L’Assemblea della CRUI, riunitasi questa mattina a distanza, ha riflettuto sulle prossime fasi che attendono l’università. Due i temi principali da declinare trasversalmente rispetto alla periodizzazione indicata dal governo: didattica e ricerca. E se sul fronte della prima il bilancio del lockdown è sostanzialmente positivo (già a un mese dall’avvio la quasi totalità dei corsi universitari e tutte le sessioni di esame e laurea erano state trasferite sulle piattaforme per la didattica online), ora è la seconda a preoccupare i rettori.

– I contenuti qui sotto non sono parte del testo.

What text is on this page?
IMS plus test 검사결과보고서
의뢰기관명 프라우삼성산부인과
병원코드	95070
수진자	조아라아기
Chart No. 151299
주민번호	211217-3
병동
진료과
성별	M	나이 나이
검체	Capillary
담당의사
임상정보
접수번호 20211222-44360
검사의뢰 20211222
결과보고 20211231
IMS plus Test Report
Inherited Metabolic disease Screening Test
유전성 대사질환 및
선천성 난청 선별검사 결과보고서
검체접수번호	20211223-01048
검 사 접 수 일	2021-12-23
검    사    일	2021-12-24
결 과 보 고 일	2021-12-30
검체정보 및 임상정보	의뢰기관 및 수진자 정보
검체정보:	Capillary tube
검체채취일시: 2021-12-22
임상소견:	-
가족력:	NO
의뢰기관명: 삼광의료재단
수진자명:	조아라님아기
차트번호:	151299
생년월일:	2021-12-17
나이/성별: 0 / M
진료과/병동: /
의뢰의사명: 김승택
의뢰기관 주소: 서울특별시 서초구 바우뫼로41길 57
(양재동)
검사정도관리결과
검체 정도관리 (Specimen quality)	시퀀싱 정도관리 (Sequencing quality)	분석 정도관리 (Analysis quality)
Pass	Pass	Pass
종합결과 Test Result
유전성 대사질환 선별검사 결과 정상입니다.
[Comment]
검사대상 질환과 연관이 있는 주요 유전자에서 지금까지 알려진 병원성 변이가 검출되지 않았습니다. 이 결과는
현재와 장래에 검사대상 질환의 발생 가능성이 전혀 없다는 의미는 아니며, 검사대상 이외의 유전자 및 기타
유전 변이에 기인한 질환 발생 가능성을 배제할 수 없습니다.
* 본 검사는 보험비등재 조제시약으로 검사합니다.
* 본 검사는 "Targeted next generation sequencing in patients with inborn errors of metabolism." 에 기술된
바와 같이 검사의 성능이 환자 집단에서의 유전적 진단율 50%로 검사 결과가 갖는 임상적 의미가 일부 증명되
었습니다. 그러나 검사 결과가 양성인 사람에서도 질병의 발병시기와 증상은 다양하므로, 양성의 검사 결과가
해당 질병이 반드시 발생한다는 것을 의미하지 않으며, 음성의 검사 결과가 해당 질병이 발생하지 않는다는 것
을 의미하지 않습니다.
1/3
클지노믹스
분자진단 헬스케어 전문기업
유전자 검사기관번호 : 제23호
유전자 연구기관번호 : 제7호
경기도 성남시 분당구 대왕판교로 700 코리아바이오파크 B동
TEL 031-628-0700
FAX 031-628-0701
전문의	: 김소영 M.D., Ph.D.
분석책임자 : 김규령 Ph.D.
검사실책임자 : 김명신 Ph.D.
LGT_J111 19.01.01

«Nelle università si certificano mascherine, si produce gel igienizzante, si stampano in 3d valvole per i respiratori, si cercano il vaccino e le cure – ha detto il Presidente, Ferruccio Resta – È solo la ricerca a rendere il nostro futuro meno inevitabile. In quest’ottica, a partire dal 4 maggio i laboratori e le altre attività di ricerca, finora fermi o a regime ridotto, devono poter riprendere a pieno. Ne va della nostra capacità di guardare lontano e di fronteggiare le sfide dei prossimi mesi.»

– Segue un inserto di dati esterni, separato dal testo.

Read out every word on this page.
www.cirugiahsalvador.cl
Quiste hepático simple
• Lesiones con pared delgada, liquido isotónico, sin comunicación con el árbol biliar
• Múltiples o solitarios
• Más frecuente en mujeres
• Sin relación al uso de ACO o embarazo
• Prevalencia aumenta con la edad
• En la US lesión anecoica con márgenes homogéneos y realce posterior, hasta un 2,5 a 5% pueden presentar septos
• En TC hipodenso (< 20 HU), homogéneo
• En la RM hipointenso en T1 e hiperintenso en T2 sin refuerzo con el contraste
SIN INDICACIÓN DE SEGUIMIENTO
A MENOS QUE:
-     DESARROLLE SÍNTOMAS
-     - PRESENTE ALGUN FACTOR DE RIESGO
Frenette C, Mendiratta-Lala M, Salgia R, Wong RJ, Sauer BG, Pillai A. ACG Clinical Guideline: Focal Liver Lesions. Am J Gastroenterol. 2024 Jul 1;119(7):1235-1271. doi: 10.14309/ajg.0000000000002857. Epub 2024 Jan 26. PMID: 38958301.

Sul fronte della didattica la Conferenza dei Rettori punta a una fase 2 basata su una modalità mista (presenza/distanza), differenziata in base all’evoluzione territoriale della pandemia. Ciò per agevolare esami e sedute di laurea della sessione estiva e preparare un graduale ritorno alla normalità. Nella fase 3 invece, il permanere della modalità mista servirà soprattutto a facilitare il distanziamento sociale, ma anche a garantire la partecipazione agli studenti internazionali e ai pendolari ancora impossibilitati a raggiungere le sedi. Il tutto, ovviamente, orientato dal principio fondamentale della sicurezza di studenti, docenti e personale tecnico amministrativo. E basato su requisiti minimi in termini di distanziamento sociale, sanificazione, accessibilità alle strutture, servizi alla residenzialità e dispositivi di protezione individuale.

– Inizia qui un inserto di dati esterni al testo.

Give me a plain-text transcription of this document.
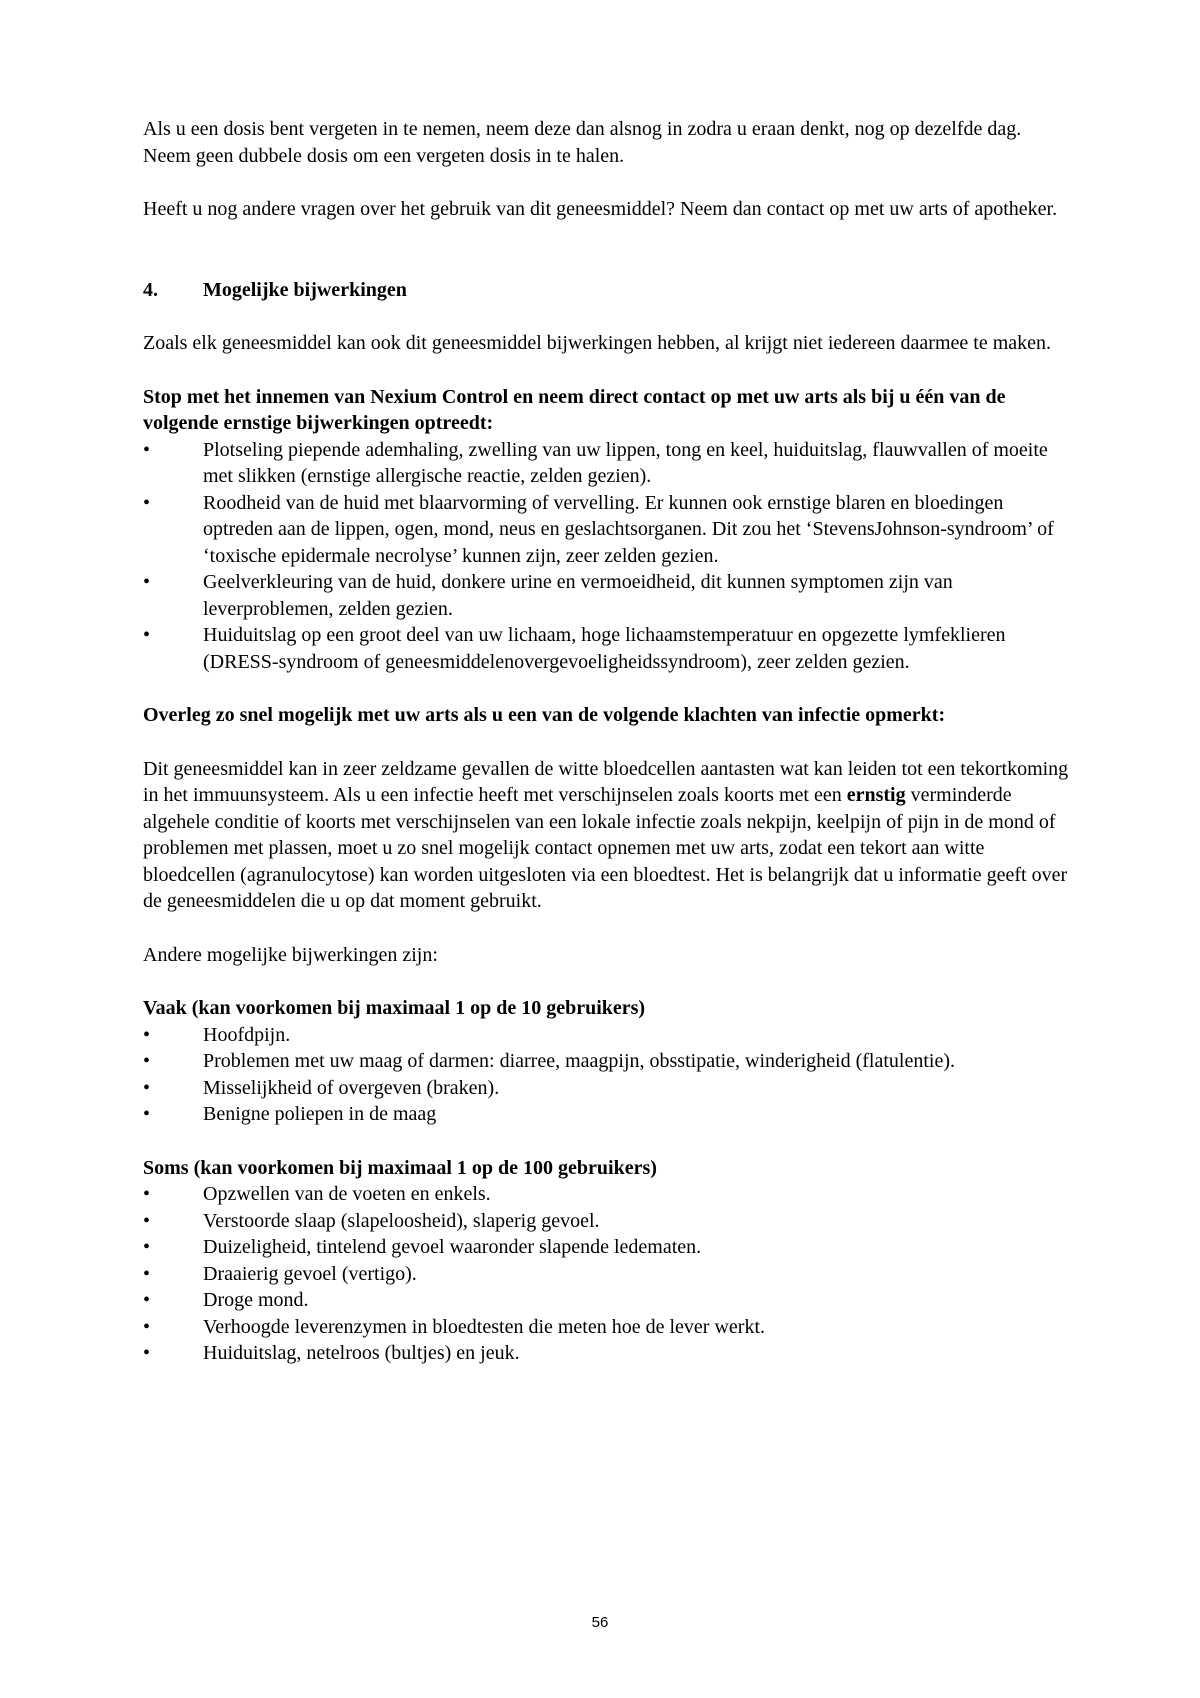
Als u een dosis bent vergeten in te nemen, neem deze dan alsnog in zodra u eraan denkt, nog op dezelfde dag. Neem geen dubbele dosis om een vergeten dosis in te halen.

Heeft u nog andere vragen over het gebruik van dit geneesmiddel? Neem dan contact op met uw arts of apotheker.

4.	Mogelijke bijwerkingen

Zoals elk geneesmiddel kan ook dit geneesmiddel bijwerkingen hebben, al krijgt niet iedereen daarmee te maken.

Stop met het innemen van Nexium Control en neem direct contact op met uw arts als bij u één van de volgende ernstige bijwerkingen optreedt:

•	Plotseling piepende ademhaling, zwelling van uw lippen, tong en keel, huiduitslag, flauwvallen of moeite met slikken (ernstige allergische reactie, zelden gezien).
•	Roodheid van de huid met blaarvorming of vervelling. Er kunnen ook ernstige blaren en bloedingen optreden aan de lippen, ogen, mond, neus en geslachtsorganen. Dit zou het ‘StevensJohnson-syndroom’ of ‘toxische epidermale necrolyse’ kunnen zijn, zeer zelden gezien.
•	Geelverkleuring van de huid, donkere urine en vermoeidheid, dit kunnen symptomen zijn van leverproblemen, zelden gezien.
•	Huiduitslag op een groot deel van uw lichaam, hoge lichaamstemperatuur en opgezette lymfeklieren (DRESS-syndroom of geneesmiddelenovergevoeligheidssyndroom), zeer zelden gezien.

Overleg zo snel mogelijk met uw arts als u een van de volgende klachten van infectie opmerkt:

Dit geneesmiddel kan in zeer zeldzame gevallen de witte bloedcellen aantasten wat kan leiden tot een tekortkoming in het immuunsysteem. Als u een infectie heeft met verschijnselen zoals koorts met een ernstig verminderde algehele conditie of koorts met verschijnselen van een lokale infectie zoals nekpijn, keelpijn of pijn in de mond of problemen met plassen, moet u zo snel mogelijk contact opnemen met uw arts, zodat een tekort aan witte bloedcellen (agranulocytose) kan worden uitgesloten via een bloedtest. Het is belangrijk dat u informatie geeft over de geneesmiddelen die u op dat moment gebruikt.

Andere mogelijke bijwerkingen zijn:

Vaak (kan voorkomen bij maximaal 1 op de 10 gebruikers)

•	Hoofdpijn.
•	Problemen met uw maag of darmen: diarree, maagpijn, obsstipatie, winderigheid (flatulentie).
•	Misselijkheid of overgeven (braken).
•	Benigne poliepen in de maag

Soms (kan voorkomen bij maximaal 1 op de 100 gebruikers)

•	Opzwellen van de voeten en enkels.
•	Verstoorde slaap (slapeloosheid), slaperig gevoel.
•	Duizeligheid, tintelend gevoel waaronder slapende ledematen.
•	Draaierig gevoel (vertigo).
•	Droge mond.
•	Verhoogde leverenzymen in bloedtesten die meten hoe de lever werkt.
•	Huiduitslag, netelroos (bultjes) en jeuk.
56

«Più di uno studio ipotizza un possibile riacutizzarsi del contagio con l’arrivo dell’autunno – ha proseguito Resta – Non possiamo farci trovare impreparati. In quest’ottica dobbiamo sfruttare la crisi anche come un’opportunità per ripensare l’università. Abbiamo bisogno di atenei con meno vincoli, con poche regole chiare. Atenei in cui le procedure amministrative siano adeguate a un futuro dematerializzato e a una didattica diversa. Un futuro che è già qui.»